GeoSeg
UNetFormer: A UNet-like transformer for efficient semantic segmentation of remote sensing urban scene imagery, ISPRS. Also, including other vision transformers and CNNs for satellite, aerial image and UAV image segmentation.
Install / Use
/learn @WangLibo1995/GeoSegREADME
Version 2.0 (stable)
News
- The code of PyramidMamba is released.
- I have updated this repo to pytorch 2.0 and pytorch-lightning 2.0, support multi-gpu training, etc.
- Pretrained Weights of backbones can be access from Google Drive
- UNetFormer (accepted by ISPRS, PDF) and UAVid dataset are supported.

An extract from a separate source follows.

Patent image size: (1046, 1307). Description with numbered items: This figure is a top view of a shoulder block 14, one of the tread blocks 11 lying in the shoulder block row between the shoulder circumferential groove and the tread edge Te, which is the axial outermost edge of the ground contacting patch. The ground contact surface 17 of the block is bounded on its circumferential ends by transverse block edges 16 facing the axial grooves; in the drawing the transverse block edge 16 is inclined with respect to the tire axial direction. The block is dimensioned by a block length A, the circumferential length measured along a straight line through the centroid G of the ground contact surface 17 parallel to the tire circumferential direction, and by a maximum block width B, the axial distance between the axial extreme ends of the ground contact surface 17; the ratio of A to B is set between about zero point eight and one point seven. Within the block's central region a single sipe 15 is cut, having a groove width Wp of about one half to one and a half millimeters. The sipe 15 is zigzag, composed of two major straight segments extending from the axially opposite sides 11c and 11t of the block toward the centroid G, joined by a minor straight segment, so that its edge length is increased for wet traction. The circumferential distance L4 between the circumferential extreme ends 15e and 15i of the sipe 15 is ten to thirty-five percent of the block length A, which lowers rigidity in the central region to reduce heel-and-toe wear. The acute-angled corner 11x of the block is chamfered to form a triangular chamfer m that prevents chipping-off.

- ISPRS Vaihingen and Potsdam datasets are supported. Since private sharing is not allowed, you need to download the datasets from the official website and split them by Folder Structure.
- More networks are updated and the link of pretrained weights is provided.

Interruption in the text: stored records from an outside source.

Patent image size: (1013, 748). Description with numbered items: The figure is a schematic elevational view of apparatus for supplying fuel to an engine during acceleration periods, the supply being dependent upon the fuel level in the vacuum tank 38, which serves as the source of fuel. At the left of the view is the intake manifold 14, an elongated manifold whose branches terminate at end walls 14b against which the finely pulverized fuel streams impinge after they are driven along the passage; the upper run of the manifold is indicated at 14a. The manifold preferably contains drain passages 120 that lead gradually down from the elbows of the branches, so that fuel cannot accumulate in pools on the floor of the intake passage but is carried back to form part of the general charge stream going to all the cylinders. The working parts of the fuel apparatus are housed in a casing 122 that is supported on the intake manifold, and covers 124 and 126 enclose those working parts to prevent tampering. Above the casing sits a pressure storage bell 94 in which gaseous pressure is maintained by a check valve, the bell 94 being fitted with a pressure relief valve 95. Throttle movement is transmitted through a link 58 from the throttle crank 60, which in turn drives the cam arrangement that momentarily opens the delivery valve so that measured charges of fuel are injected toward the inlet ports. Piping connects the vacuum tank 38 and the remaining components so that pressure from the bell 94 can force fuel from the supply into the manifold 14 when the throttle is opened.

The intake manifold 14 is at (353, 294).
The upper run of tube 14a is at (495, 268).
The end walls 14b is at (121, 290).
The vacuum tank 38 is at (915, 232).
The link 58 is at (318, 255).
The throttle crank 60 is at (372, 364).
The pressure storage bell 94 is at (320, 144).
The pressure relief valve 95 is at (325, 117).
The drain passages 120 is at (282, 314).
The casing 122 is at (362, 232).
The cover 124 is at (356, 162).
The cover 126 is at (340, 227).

- config/loveda/dcswin.py provides a detailed explain about config setting.
- Inference on huge RS images are supported (inference_huge_image.py).
Introduction
GeoSeg is an open-source semantic segmentation toolbox based on PyTorch, pytorch lightning and timm, which mainly focuses on developing advanced Vision Transformers for remote sensing image segmentation.
Major Features
-
Unified Benchmark
we provide a unified training script for various segmentation methods.
-
Simple and Effective
Thanks to pytorch lightning and timm , the code is easy for further development.
-
Supported Remote Sensing Datasets
- ISPRS Vaihingen and Potsdam
- UAVid
- LoveDA
- OpenEarthMap
- More datasets will be supported in the future.
-
Multi-scale Training and Testing
-
Inference on Huge Remote Sensing Images
Supported Networks
-
Mamba
-
Vision Transformer
-
CNN
Folder Structure
Prepare the following folders to organize this repo:
airs
├── GeoSeg (code)
├── pretrain_weights (pretrained weights of backbones, such as vit, swin, etc)
├── model_weights (save the model weights trained on ISPRS vaihingen, LoveDA, etc)
├── fig_results (save the masks predicted by models)
├── lightning_logs (CSV format training logs)
├── data
│ ├── LoveDA
│ │ ├── Train
│ │ │ ├── Urban
│ │ │ │ ├── images_png (original images)
│ │ │ │ ├── masks_png (original masks)
│ │ │ │ ├── masks_png_convert (converted masks used for training)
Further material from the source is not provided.